Saying that I knew it all along was a lie, and they knew it. Saying that I was just playing along didn’t stop their eyes from laughing at me. I would have laughed, too, if I were them. I should have laughed, too, with them. I don’t know where my neighbour got the iron pyrite, all I know is the story they told me about finding it in the woods and do you think there’s more and will we all be rich? I’d never seen gold ore before, but it certainly looked the part. I was old enough to know the stories about children finding treasure, and young enough to forget that I was a fool.
Why couldn’t I laugh? As I recall, I was quick to help set up someone else for the same trick. I was as ready to laugh at them as I was to lie about myself – to keep them from laughing at me. And what good did it do me? My feeble defense only made me look more foolish, confirmed that I was a liar, and robbed me of the chance to laugh with my friends.
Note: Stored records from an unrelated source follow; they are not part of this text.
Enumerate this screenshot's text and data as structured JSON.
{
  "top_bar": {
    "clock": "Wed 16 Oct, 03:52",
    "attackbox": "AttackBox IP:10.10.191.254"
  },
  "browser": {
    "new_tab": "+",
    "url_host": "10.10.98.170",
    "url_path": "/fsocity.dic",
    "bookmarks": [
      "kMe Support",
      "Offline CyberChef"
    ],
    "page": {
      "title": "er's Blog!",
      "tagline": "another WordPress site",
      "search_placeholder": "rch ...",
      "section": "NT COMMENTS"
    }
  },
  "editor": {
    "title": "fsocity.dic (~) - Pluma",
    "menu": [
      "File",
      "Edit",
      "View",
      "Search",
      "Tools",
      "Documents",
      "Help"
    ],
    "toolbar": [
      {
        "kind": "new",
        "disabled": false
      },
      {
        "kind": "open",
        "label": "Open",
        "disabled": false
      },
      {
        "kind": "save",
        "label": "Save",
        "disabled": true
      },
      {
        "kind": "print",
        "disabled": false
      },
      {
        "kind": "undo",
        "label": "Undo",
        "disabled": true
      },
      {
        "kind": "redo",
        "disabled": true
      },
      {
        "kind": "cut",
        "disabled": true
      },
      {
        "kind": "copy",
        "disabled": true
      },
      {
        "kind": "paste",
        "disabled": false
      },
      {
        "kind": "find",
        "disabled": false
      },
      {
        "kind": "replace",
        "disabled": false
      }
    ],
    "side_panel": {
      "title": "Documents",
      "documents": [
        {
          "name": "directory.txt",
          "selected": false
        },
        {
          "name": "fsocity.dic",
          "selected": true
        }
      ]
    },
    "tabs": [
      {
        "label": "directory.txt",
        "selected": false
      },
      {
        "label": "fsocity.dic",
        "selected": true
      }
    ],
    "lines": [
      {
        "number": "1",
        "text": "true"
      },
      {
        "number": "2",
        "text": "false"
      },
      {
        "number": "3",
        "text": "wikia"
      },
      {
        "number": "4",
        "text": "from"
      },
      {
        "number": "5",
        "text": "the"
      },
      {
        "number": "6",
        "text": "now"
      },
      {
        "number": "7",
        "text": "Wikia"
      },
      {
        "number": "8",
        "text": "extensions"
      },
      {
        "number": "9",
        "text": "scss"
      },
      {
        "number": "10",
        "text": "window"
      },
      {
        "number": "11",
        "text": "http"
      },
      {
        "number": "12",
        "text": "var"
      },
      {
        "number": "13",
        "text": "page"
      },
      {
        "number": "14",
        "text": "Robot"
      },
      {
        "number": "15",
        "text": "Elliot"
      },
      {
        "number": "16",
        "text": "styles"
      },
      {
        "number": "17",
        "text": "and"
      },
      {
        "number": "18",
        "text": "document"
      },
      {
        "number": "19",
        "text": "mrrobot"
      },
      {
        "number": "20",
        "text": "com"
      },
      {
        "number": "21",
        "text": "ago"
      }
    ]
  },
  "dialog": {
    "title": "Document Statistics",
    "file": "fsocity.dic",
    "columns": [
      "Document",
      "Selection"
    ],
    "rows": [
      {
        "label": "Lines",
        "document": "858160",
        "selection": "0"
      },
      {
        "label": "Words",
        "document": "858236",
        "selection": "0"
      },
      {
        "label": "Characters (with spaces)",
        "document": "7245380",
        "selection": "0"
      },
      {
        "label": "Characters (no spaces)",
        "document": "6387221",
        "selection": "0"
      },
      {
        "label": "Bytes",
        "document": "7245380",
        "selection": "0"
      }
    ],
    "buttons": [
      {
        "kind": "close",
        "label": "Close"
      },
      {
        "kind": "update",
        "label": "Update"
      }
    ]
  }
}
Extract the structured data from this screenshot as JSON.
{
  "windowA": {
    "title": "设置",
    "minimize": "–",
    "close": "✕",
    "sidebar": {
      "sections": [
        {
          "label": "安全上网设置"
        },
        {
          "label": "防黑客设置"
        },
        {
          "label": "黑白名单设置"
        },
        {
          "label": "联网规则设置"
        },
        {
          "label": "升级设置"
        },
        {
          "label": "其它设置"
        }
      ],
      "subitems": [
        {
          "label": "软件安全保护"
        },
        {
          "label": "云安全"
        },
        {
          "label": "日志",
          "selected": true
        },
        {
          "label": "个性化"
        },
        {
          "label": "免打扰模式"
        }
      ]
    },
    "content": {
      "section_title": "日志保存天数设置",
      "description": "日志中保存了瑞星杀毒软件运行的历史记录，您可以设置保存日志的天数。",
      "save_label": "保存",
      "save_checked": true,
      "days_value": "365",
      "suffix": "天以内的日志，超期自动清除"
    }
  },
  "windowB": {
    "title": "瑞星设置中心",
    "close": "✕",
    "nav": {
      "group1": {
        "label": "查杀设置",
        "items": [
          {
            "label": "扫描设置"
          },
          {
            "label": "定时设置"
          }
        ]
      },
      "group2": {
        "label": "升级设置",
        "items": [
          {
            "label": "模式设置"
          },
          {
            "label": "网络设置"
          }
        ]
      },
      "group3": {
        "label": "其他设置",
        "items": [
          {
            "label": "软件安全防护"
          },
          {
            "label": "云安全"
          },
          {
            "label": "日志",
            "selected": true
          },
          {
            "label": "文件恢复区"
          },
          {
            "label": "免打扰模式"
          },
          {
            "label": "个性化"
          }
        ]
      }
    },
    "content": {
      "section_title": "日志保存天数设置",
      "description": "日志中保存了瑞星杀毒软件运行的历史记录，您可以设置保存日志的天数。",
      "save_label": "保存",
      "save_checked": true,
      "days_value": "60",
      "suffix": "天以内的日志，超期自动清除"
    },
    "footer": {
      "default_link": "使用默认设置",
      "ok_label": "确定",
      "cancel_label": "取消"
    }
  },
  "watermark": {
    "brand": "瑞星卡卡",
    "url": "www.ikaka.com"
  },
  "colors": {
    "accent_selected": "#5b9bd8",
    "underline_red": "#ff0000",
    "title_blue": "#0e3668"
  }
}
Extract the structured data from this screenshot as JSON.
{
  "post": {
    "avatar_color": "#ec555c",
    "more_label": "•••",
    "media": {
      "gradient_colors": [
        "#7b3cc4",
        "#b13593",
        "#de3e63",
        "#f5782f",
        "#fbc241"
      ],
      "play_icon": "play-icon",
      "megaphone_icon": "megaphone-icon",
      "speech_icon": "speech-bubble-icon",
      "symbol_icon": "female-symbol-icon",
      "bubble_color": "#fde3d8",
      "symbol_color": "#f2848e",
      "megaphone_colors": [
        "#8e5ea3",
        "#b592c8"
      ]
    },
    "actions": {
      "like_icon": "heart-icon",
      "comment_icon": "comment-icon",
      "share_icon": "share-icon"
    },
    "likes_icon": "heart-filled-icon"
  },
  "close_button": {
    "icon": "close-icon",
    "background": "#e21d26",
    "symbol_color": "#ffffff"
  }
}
I was too proud, and my pride was iron pyrite in my soul. It glittered with promises of respect and popularity and do you think there’s more and will I be rich? It certainly looked the part. But it wasn’t made of the right stuff. It defended itself when it should have been laughing and laughed at others when it should have been defending. It sacrificed truth and integrity for the chance to climb one step higher in the opinion of others, and lost both in the process. Iron pyrite will never be gold. And a heart of pride will never produce a heart of gold.